Shares of large German lender Deutsche Bank (DB 2.71%) traded as much as 11.3% lower in pre-market trading on Friday before paring some of those losses. As of 10:47 a.m. ET, the stock was down roughly 8%. The culprit appears to be an abrupt rise in the cost of credit default swaps (CDS) tied to the bank.
This morning, the cost of Deutsche Bank's five-year senior CDS rose to 2.22%, up from 0.88% earlier this month. CDS are essentially a way to hedge against the risk of default, so if the cost of CDS goes up, it can be an indication that investors are more concerned about a company.
While Deutsche Bank has had its fair share of issues in the past, the bank does appear to have made significant progress in recent years, especially from a financial standpoint. After embarking on a significant restructuring plan in 2019, it has now reported a profit for 10 consecutive quarters. In February, the bank confirmed that it still expects to deliver a greater-than-10% return on tangible equity by 2025.
But the markets are very sensitive right now, especially after embattled bank Credit Suisse was forced into an acquisition last week. Regulators' decision to wipe out additional Tier 1 debt as part of this acquisition has also made a lot of European bondholders nervous.

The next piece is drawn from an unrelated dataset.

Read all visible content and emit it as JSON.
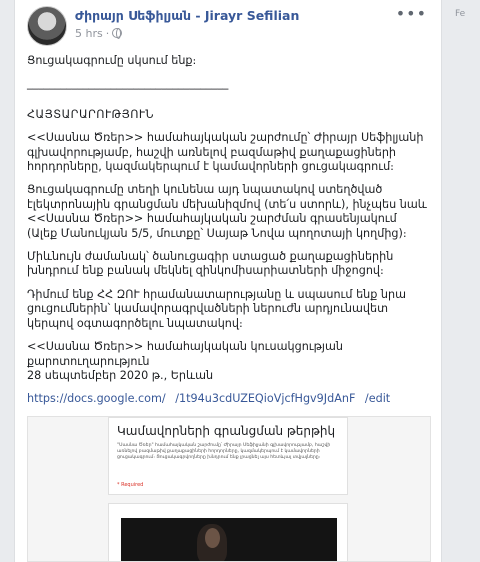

Deutsche Bank looks to be in a very strong position when it comes to capital and liquidity. The bank has a common equity Tier 1 (CET1) capital ratio of 13.6%, which looks at a bank's core capital expressed as a percentage of its risk-weighted assets. It also has a liquidity coverage ratio of 145%. This ratio looks at a bank's high-quality and shorter-term assets it could use to fund significant cash outflows over a 30-day stressed period.
Given what has happened with several banks recently and the velocity of deposit outflows they've experienced, it's easy to see why the market is jittery.
But in terms of capital and liquidity, Deutsche Bank is really as well positioned as any large comparable bank. It has also made strides in transitioning its business in recent years. I view this sell-off as an overreaction.